A remote code execution bug in Avaya VoIP phone, used by 90 percent of Fortune 500 companies, went unnoticed for 10 years until it was patched recently. The vulnerability is tracked as CVE-2009-0692.
What’s the matter?
The security flaw was revealed at the Black Hat conference by Philippe Laulhert, a security analyst at McAfee. The vulnerability impacts Avaya 9600 series IP Deskphone, although J100 Series IP Phones and B100 Series Conference Phones (B189) also include the vulnerable package. The flaw can be abused to gain access to a root shell on the phone. It can also allow an attacker to reverse-engineer the file on the phone.
Laulhert noted that the age of the code is a ‘big red flag’.
What is the vulnerability?
The CVE-2009-0692 is a stack overflow buffer vulnerability that exists in the ISP Dynamic Host Configuration Protocol (DHCP) client. It affects the models with the H.323 software stack.
The flaw has received a score of 10 on the CVSS severity scale. Avaya’s advisory states that, "if the DHCP client were to receive a malicious DHCP response, it could crash or execute arbitrary code with the permissions of the client (root)."

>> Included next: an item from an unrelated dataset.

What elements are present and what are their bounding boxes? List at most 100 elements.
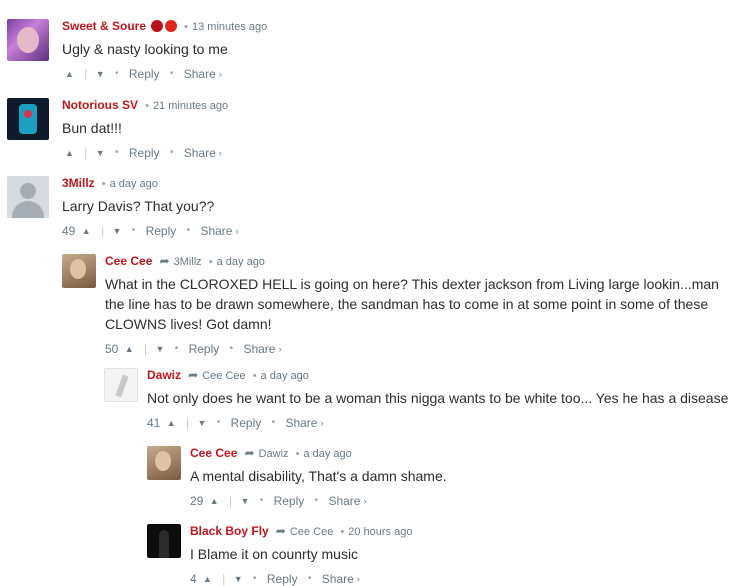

Meanwhile, McAfee says that attackers could leverage the RCE vulnerability to hijack a phone’s normal operations and steal audio. While the attack could be performed by directly connecting to a laptop, it could also be triggered as long as there is a network connection to the target phone.
Avaya fixed the problem in a firmware update released on June 25, 2019.The users have been asked to upgrade 9600 Series IP Deskphones, J100 Series IP Phones and B100 Series Conference to versions 6.8.2 or later in order to address the issue.